Congenital Toxoplasmosis
Congenital infection may present as a mild or severe neonatal disease. It may also present with sequelae or relapse of a previously undiagnosed and untreated infection later in infancy or even later in life. 
 common clinical findings include 
●Chorioretinitis (85 to 92 percent) 
●Intracranial calcifications (50 to 85 percent) 
●Hydrocephalus (30 to 68 percent)
●Abnormal cerebrospinal fluid (CSF; 63 percent)

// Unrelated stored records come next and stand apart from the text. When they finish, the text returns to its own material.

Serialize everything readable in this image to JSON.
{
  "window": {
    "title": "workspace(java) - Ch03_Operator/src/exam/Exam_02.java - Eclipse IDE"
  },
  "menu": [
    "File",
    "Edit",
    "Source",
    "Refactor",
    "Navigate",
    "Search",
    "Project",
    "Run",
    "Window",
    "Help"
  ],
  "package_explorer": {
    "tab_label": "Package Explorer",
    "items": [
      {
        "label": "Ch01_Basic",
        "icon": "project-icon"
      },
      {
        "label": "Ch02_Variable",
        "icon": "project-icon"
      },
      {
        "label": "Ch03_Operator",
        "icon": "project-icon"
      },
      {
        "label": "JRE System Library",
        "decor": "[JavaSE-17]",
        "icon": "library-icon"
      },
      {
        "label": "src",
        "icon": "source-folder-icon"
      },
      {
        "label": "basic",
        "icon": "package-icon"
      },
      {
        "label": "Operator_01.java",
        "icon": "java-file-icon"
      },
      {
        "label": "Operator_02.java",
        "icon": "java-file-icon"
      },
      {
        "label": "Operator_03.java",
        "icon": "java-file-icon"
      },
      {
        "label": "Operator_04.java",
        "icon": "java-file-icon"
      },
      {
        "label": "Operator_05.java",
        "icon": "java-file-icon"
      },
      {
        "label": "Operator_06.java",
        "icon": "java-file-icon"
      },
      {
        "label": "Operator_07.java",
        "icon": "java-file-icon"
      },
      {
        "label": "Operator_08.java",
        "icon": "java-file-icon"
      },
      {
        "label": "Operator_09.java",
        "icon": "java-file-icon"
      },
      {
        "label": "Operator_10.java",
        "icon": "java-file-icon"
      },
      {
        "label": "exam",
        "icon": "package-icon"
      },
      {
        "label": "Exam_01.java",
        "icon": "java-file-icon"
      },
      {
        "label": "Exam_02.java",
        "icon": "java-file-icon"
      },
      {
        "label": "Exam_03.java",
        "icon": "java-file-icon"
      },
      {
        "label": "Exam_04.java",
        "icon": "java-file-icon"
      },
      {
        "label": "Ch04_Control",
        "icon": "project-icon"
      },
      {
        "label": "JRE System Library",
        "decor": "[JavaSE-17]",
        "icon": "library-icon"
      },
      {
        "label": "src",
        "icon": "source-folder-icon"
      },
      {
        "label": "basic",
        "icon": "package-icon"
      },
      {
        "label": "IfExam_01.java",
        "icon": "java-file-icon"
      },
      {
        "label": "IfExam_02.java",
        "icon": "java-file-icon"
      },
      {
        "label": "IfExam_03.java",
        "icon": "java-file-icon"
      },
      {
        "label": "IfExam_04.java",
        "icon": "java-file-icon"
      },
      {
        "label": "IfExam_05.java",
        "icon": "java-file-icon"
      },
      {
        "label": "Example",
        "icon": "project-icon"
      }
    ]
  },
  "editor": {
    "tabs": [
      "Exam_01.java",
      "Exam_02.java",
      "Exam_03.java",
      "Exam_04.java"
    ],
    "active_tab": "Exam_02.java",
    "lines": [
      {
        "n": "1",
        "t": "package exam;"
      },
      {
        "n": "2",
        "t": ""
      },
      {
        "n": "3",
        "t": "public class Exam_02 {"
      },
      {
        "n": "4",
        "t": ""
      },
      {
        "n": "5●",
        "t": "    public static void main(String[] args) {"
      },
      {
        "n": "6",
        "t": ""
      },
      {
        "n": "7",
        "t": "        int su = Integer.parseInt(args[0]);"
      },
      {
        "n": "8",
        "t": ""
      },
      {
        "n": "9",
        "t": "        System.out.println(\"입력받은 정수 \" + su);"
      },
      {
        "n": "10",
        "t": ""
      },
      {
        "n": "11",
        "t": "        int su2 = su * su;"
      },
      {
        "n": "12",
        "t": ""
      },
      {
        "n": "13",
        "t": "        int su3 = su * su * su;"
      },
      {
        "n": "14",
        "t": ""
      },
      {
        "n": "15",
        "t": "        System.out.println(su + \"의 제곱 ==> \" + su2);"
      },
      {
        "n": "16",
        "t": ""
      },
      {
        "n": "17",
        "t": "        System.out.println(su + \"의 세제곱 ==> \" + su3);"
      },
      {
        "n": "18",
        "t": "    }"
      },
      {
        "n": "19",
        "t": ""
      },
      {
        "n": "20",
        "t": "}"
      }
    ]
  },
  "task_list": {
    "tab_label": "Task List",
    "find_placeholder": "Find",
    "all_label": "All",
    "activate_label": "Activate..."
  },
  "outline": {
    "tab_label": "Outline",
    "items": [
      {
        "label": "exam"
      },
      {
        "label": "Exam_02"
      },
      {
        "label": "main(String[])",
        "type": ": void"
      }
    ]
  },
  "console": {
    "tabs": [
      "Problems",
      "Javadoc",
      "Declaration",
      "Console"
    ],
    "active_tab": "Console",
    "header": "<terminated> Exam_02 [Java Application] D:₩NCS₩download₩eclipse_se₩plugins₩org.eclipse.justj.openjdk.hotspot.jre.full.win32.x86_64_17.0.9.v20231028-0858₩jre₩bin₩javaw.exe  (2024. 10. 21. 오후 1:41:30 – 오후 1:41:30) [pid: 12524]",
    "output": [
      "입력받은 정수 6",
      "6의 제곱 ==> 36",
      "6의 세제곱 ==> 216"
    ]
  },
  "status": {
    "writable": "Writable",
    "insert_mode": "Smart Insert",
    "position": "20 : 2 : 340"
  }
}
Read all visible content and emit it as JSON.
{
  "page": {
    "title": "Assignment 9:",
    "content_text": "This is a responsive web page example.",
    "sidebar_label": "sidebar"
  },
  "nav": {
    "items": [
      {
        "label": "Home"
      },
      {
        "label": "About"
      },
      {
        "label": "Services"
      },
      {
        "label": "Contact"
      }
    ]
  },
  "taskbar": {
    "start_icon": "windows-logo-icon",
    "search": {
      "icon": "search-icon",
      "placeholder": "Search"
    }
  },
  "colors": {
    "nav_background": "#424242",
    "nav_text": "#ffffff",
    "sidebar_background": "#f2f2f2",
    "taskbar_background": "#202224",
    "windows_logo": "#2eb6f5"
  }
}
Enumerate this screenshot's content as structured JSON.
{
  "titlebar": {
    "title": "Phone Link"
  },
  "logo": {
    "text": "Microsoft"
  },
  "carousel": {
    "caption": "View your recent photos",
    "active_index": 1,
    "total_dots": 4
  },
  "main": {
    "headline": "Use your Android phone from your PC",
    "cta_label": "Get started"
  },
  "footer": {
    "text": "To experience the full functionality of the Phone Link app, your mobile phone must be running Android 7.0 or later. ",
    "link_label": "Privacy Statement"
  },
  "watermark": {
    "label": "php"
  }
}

●Jaundice (40 to 60 percent)
●Thrombocytopenia (40 percent)
●Anemia (20 to 50 percent)
●Fever (40 percent)
●Hepatosplenomegaly (30 to 40 percent)
●Lymphadenopathy (30 percent)
●Pneumonitis (27 percent)
●Rash (25 percent)
●Seizures (20 to 40 percent)
●Microphthalmia (20 percent)
●Microcephaly (15 percent)

When the infection is acquired in utero and the fetusis treated drug therapy of the pregnant woman with pyrimethamine , sulfadiazine , and leucovorin , signs and symptoms in the infant may be prevented. The newborn infant may appear normal with no CSF abnormalities and no brain or eye disease. In utero therapy initiated rapidly results in a reduction of ocular and neurologic sequelae. 


Take home message; 
It is vital to treat and diagnose antenatal infections promptly so there is less complications in post natal period for the child. This is essential especially for diseases where antenatal treatment has excellent prognosis.